Sunday, July 6, 2008

Subway Magic

It's official: I am totally in love with the New York Subway System. Firstly, I am beside myself to get a break from driving, paying for gas and car expenses, etc. etc. $80 a month for unlimited rides all the time sounds like the deal of the century from where I'm sitting. While other locals pass the time on the train listening to their favorite new tunes on their ipods (in fact I have been shocked with the diverse population of avid ipod users, from blue collar workers to elementary schoolers) or immersing themselves in a book or magazine, I pass the time by watching them. Not in a scary stalker way (I hope) I just see stories all around and I don't want to miss any of them (plus I have found on the occasion or two that I have started some reading I have ended up missing my stop).

When my mom was in town a couple of men trudged onto the subway, one fairly well dressed sort of dragging the other pretty bedraggled looking one along. The bedraggled one, we'll call him Paulo, was just barely hanging on, and he seemed to have a really sad look on his face. The spiffier one, we'll call Jefe, kept trying to reassure him and looked up a couple of times and just kind of smiled and shrugged over the state of his friend. I became dismayed because Paulo was sort of swaying right over my mom's infamous curly hair and I was convinced for several minutes that he was going to wretch all over her. He eventually grabbed on to another handle on the other side of the car, his friend (or lover?) all the while trying to console him. Mom and I both studied him the better part of the ride and neither one of us could figure out if something utterly horrible had just happened to him or if he had had one (or seven) too many. I invented the story that they had been at a dinner party, and while they were there he had gotten a call that his favorite grandmother was deathly ill in the hospital and probably wouldn't recover. Mom thought maybe Jefe had just broken up with Paulo, or at least someone had just broken his heart mightily. Sigh. I guess we will never know the truth.

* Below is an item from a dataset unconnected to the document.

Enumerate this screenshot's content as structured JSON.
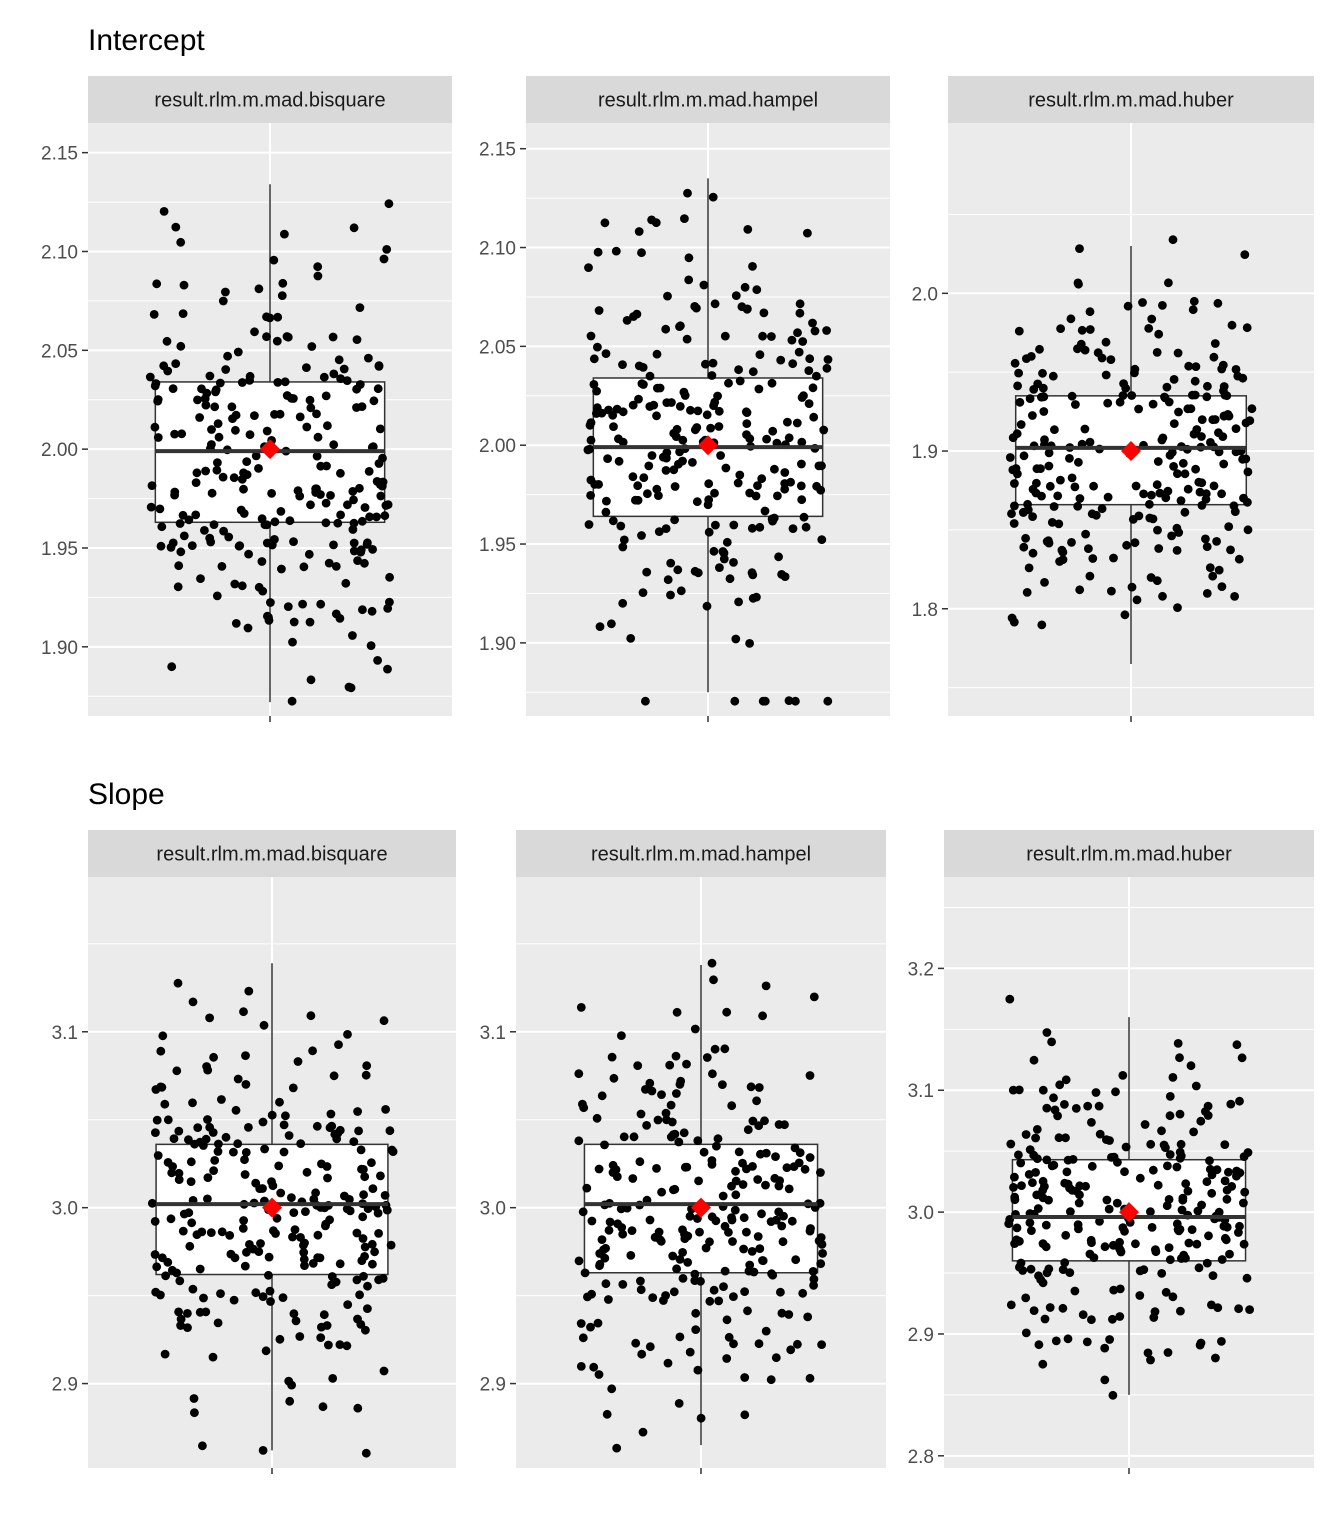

Another thing worth mentioning (I'm just getting warmed up) are the wonderful art installations. I had no idea how many glorious creations they had been putting up in stations around the city for the past 23 years (the city started a program in 1985 to help fund these artists endeavors and have been slowly adding more every year)! I have literally stopped in my tracks upon rounding the corner and "discovering" (at least it feels as if you are) some of them. One of the first ones I saw is two stops up from us in Williamburg. The title of the series is "Signs of Life" by Jackie Chang.



Another one that I see a lot is the "Life Underground" series by Tom O'Herness. These are scattered all throughout the Union Square/14th St. stop on the L line, which is the train that takes us from Williamsburg to Manhattan. I can't say that these are my favorite, there's something about them that are a bit perverse. Some of the women creatures look topless to me and others look like they're up to no good. Sort of like lemmings. But metal.



Am I wrong? Do they not seem a bit nefarious?
One of the ones that impressed me most is at the Bryant Park stop, literally right beneath Bryant Park (for those of you who are familiar with Project Runway, I was amused to walk through one day, and the park was bursting with people, and also a huge group of business people, still in the work clothes, doing yoga together on the lawn)...Anyway this installation is so expansive, you have to take several long hallways to get to your train and the mosaic just keeps going and going, these pictures really do not do it justice.


Artist Sam Kunce aptly titled it "Under Bryant Park."
The most surprising one I've seen so far is at the Penn Station stop, only because it is so not what you would expect to find around the subway (if one were to have an expectation about subway art in the first place). It's called "Garden of Circus Delights" by Eric Fishl. Again the pictures do not really do justice to the detail and color that hits you in several different spots.


You really just need to come up and visit and see for yourself.

1 comment :

Gretchen said...

Oh, don't you worry - I'm coming to visit. I don't know when, and I don't know how, but I do know why -to see you, Silly! Love the subway pictures and love your new apartment! Super joie de vivre!